After the grading was accomplished, and prior to covering the slope with plastic, the city called for a topographical survey of the slope that would show the configuration following grading and to use in conjunction with Petra Geotechnical in continuing studies of the situation. Johnson-Frank used a Leica HDS3000 terrestrial laser scanner to scan the slope and create a digital model of the slope and adjacent areas, including the homes at the bottom and the swimming pool at the top. A conventional contour map, as well as sections at various locations, were produced from the digital model for further study. At this same time, Johnson-Frank installed some 28 pipes into the face of the newly configured slope, each with a reflective target attached as part of a system to monitor movement following temporary stabilization.

“After the pipes were installed,” says Frank, “we used our total station system, measuring from those same points in the curbs at the bottom of the slide area which we had measured half a dozen times to tiny tolerances, and we use these as our base points to shoot the pipes up on the hill.

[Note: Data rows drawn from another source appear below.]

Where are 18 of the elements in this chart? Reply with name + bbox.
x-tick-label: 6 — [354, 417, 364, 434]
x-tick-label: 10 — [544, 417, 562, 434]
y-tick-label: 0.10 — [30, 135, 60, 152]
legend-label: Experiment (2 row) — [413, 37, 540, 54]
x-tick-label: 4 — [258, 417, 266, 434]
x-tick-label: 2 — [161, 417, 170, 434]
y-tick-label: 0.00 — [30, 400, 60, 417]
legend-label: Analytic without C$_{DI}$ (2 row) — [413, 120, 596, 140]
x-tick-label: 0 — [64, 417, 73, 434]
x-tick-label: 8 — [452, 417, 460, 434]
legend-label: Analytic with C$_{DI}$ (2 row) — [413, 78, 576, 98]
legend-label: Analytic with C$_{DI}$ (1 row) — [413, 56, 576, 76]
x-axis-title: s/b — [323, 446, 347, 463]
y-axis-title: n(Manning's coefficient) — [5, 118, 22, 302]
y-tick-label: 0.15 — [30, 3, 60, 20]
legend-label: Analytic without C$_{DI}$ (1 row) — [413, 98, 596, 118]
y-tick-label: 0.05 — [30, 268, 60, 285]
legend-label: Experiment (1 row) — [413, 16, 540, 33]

“Typically,” says City Engineer Rich Schlesinger, “a surveyor would have to go up there with a prism and set it on top of the point. This way they just set up in the street and shoot up to the 30 points. It’s a lot cheaper and more efficient”—and as Frank observes, given that surveyors would be moving around on a steep hill covered in plastic, also safer. Currently Johnson-Frank is monitoring the slide twice a week and has determined that the slope is still moving about one-eight inch a day, which both Seymour and Schlesinger figure is due to settlement. Once the city is satisfied the slide has stabilized, it will allow residents back into their homes.

“It was a classic case,” says Seymour, “a classic geological sort of failure. If the city had owned the land, they would probably have been in there in a day or two.”                                         

Writer Penelope B. Grenoble specializes in environmental topics.